The annual export in goods income of Ethiopia for the first time has reached all time high to about $3.5 billion for the current Ethiopian budget year set to be concluded July 7, 2021.
This is indicated by Prime Minister Abiy Ahmed, who responded to questions from the members of the parliament this morning. He also noted that his administration has also managed to stabilize the import of the country in order to narrow the wide imbalance between import and export of commodities.
During the current year, import has only grown by about 0.6 percent, according to Abiy, who noted that boosting export and cutting import by import substitute has been his administrations priority to narrow the wide trade imbalance.
Ethiopia has been importing commodities worth around $16 billion dollars every year, while it has been earning only less than $3.5 billion. To reduce the amount of hard currency the country is spending, Ethiopia has been increasing wheat production and edible oil, which annually have been costing over $2 billion dollars.

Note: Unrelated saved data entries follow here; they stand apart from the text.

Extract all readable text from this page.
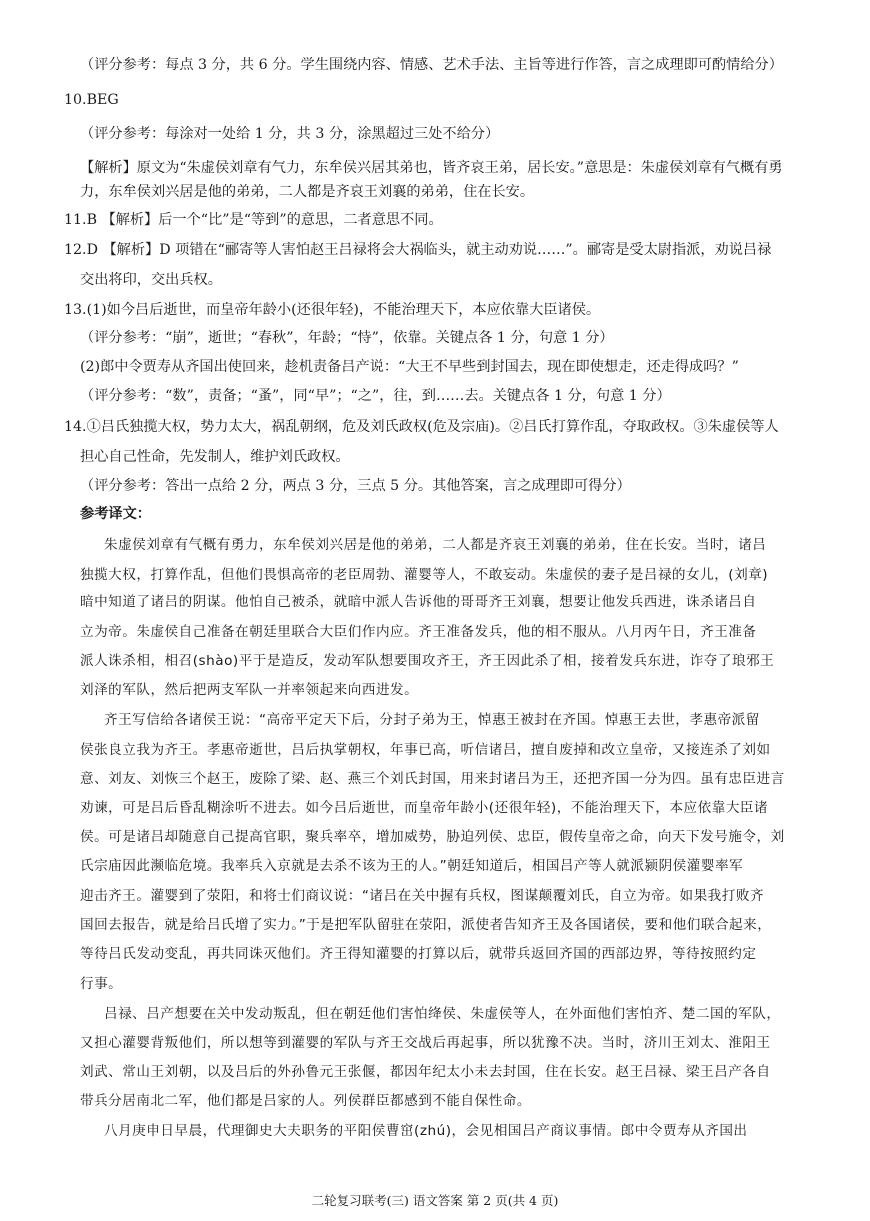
（评分参考：每点 3 分，共 6 分。学生围绕内容、情感、艺术手法、主旨等进行作答，言之成理即可酌情给分）
10.BEG
（评分参考：每涂对一处给 1 分，共 3 分，涂黑超过三处不给分）
【解析】原文为“朱虚侯刘章有气力，东牟侯兴居其弟也，皆齐哀王弟，居长安。”意思是：朱虚侯刘章有气概有勇
力，东牟侯刘兴居是他的弟弟，二人都是齐哀王刘襄的弟弟，住在长安。
11.B 【解析】后一个“比”是“等到”的意思，二者意思不同。
12.D 【解析】D 项错在“郦寄等人害怕赵王吕禄将会大祸临头，就主动劝说……”。郦寄是受太尉指派，劝说吕禄
交出将印，交出兵权。
13.(1)如今吕后逝世，而皇帝年龄小(还很年轻)，不能治理天下，本应依靠大臣诸侯。
（评分参考：“崩”，逝世；“春秋”，年龄；“恃”，依靠。关键点各 1 分，句意 1 分）
(2)郎中令贾寿从齐国出使回来，趁机责备吕产说：“大王不早些到封国去，现在即使想走，还走得成吗？”
（评分参考：“数”，责备；“蚤”，同“早”；“之”，往，到……去。关键点各 1 分，句意 1 分）
14.①吕氏独揽大权，势力太大，祸乱朝纲，危及刘氏政权(危及宗庙)。②吕氏打算作乱，夺取政权。③朱虚侯等人
担心自己性命，先发制人，维护刘氏政权。
（评分参考：答出一点给 2 分，两点 3 分，三点 5 分。其他答案，言之成理即可得分）
参考译文：
朱虚侯刘章有气概有勇力，东牟侯刘兴居是他的弟弟，二人都是齐哀王刘襄的弟弟，住在长安。当时，诸吕
独揽大权，打算作乱，但他们畏惧高帝的老臣周勃、灌婴等人，不敢妄动。朱虚侯的妻子是吕禄的女儿，(刘章)
暗中知道了诸吕的阴谋。他怕自己被杀，就暗中派人告诉他的哥哥齐王刘襄，想要让他发兵西进，诛杀诸吕自
立为帝。朱虚侯自己准备在朝廷里联合大臣们作内应。齐王准备发兵，他的相不服从。八月丙午日，齐王准备
派人诛杀相，相召(shào)平于是造反，发动军队想要围攻齐王，齐王因此杀了相，接着发兵东进，诈夺了琅邪王
刘泽的军队，然后把两支军队一并率领起来向西进发。
齐王写信给各诸侯王说：“高帝平定天下后，分封子弟为王，悼惠王被封在齐国。悼惠王去世，孝惠帝派留
侯张良立我为齐王。孝惠帝逝世，吕后执掌朝权，年事已高，听信诸吕，擅自废掉和改立皇帝，又接连杀了刘如
意、刘友、刘恢三个赵王，废除了梁、赵、燕三个刘氏封国，用来封诸吕为王，还把齐国一分为四。虽有忠臣进言
劝谏，可是吕后昏乱糊涂听不进去。如今吕后逝世，而皇帝年龄小(还很年轻)，不能治理天下，本应依靠大臣诸
侯。可是诸吕却随意自己提高官职，聚兵率卒，增加威势，胁迫列侯、忠臣，假传皇帝之命，向天下发号施令，刘
氏宗庙因此濒临危境。我率兵入京就是去杀不该为王的人。”朝廷知道后，相国吕产等人就派颍阴侯灌婴率军
迎击齐王。灌婴到了荥阳，和将士们商议说：“诸吕在关中握有兵权，图谋颠覆刘氏，自立为帝。如果我打败齐
国回去报告，就是给吕氏增了实力。”于是把军队留驻在荥阳，派使者告知齐王及各国诸侯，要和他们联合起来，
等待吕氏发动变乱，再共同诛灭他们。齐王得知灌婴的打算以后，就带兵返回齐国的西部边界，等待按照约定
行事。
吕禄、吕产想要在关中发动叛乱，但在朝廷他们害怕绛侯、朱虚侯等人，在外面他们害怕齐、楚二国的军队，
又担心灌婴背叛他们，所以想等到灌婴的军队与齐王交战后再起事，所以犹豫不决。当时，济川王刘太、淮阳王
刘武、常山王刘朝，以及吕后的外孙鲁元王张偃，都因年纪太小未去封国，住在长安。赵王吕禄、梁王吕产各自
带兵分居南北二军，他们都是吕家的人。列侯群臣都感到不能自保性命。
八月庚申日早晨，代理御史大夫职务的平阳侯曹窋(zhú)，会见相国吕产商议事情。郎中令贾寿从齐国出
二轮复习联考(三) 语文答案 第 2 页(共 4 页)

The latest annual report of the National Bank of Ethiopia for budget year 2018/19 shows that, 33.3% of total import spending ($5.03 billion) was on capital goods and 28.3% ($4.27 billion) on consumer goods. U.S. exports to Ethiopia in 2019 rose to $1.5 billion, a 14% increase from that of the previous year, accounting for 10% of Ethiopia’s total imports.
Ethiopia’s imports from the United States have increased steadily throughout the past decade, representing approximately a fivefold increase from 2007 through 2019, according to the report of the National Bank of Ethiopia.
In 2018/2019, Ethiopia’s major goods exports included coffee (28.7%), oilseeds (14.5%), chat (11.4%), pulses (10.2%), cut flowers (9.6%), leather and leather products (4.4%) and gold (1%). Ethiopia’s total export earnings by value declined by 6% in 2018/2019 from the previous year. Depressed commodity prices are the leading cause of this drop in exports.